Madame Bovary

Capítulo VIII

Por el camino se iba preguntando: «¿Qué le voy a decir? ¿Por dónde empezaré?». Y a medida que se acercaba, reconocía los matorrales, los árboles, los juncos marinos sobre la colina, el castillo allá lejos. Se reencontraba a sí misma en las sensaciones de su primer amor, y su pobre corazón oprimido se ensanchaba tiernamente en él. Un aire tibio le daba en la cara; la nieve, al fundirse, caía gota a gota de las yemas sobre la hierba.

Entró, como antaño, por la pequeña puerta del parque, después llegó al patio de honor, que estaba bordeado por una doble fila de tilos frondosos. Balanceaban silbando sus largas ramas. Los perros en la perrera ladraron todos a la vez, y el estrépito de sus voces resonaba sin que apareciese nadie.

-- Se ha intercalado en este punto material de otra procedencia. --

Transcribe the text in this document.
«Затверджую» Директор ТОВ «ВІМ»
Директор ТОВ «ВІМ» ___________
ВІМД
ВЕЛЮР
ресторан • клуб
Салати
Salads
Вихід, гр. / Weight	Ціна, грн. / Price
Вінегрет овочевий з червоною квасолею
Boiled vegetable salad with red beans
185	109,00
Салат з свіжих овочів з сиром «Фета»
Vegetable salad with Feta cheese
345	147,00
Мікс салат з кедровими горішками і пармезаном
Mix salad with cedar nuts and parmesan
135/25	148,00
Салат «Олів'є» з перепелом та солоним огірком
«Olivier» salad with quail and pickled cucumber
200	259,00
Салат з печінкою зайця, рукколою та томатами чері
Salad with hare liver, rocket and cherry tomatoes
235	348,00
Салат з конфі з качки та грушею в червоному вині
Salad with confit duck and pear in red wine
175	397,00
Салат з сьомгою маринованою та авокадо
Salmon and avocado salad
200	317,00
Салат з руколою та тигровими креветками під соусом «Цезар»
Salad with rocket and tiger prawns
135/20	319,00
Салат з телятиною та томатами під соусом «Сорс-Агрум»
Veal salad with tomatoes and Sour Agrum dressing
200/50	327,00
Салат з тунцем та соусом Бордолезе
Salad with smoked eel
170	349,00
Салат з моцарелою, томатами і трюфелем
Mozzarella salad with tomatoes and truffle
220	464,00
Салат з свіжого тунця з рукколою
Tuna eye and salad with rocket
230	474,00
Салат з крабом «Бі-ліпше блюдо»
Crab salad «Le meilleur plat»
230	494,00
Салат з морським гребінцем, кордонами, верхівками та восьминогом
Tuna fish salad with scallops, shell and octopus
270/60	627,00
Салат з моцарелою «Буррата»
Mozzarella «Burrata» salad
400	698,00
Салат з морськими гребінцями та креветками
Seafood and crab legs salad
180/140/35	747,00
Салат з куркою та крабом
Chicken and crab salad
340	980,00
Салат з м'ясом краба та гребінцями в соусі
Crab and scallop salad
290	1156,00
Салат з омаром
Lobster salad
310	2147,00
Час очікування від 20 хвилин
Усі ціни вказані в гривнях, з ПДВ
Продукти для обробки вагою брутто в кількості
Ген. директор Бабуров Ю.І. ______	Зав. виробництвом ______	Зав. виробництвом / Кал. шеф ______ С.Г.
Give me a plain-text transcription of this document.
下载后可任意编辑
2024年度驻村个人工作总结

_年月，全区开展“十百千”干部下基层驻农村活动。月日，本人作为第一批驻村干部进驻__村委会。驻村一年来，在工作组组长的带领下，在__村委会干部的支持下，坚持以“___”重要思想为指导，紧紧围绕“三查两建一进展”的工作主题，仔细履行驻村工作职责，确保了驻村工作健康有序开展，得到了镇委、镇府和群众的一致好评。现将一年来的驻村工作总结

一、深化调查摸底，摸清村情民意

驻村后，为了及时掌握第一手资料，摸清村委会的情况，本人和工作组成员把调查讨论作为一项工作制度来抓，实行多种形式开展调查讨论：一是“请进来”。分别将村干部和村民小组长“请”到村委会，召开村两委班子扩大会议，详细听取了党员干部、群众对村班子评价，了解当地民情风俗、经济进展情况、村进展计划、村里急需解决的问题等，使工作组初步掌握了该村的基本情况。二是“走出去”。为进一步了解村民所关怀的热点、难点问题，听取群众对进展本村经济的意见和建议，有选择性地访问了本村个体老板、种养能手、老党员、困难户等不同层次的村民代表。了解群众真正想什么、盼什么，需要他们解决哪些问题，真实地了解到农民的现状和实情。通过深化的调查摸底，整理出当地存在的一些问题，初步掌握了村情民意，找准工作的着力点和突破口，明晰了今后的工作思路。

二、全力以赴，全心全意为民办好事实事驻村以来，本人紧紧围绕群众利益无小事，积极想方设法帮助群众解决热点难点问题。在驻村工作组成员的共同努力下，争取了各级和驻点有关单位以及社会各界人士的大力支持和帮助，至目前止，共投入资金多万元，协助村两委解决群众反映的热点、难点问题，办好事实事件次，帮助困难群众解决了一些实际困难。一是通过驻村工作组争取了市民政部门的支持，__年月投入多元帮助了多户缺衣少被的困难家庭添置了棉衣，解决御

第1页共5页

Subió la amplia escalera recta, con balaustrada de madera, que conducía al corredor pavimentado de losas polvorientas al que daban varias habitaciones en hilera, como en los monasterios o las posadas. La suya estaba al final, a la izquierda. Cuando llegó a poner los dedos en la cerradura sus fuerzas le abandonaron súbitamente. Temía que no estuviese allí, casi lo deseaba, y ésta era, sin embargo, su única esperanza, la última oportunidad de salvación. Se recogió un minuto, y, armándose de valor ante la necesidad presente, entró.

Rodolfo estaba junto al fuego, los dos pies sobre la chambrana, fumando una pipa.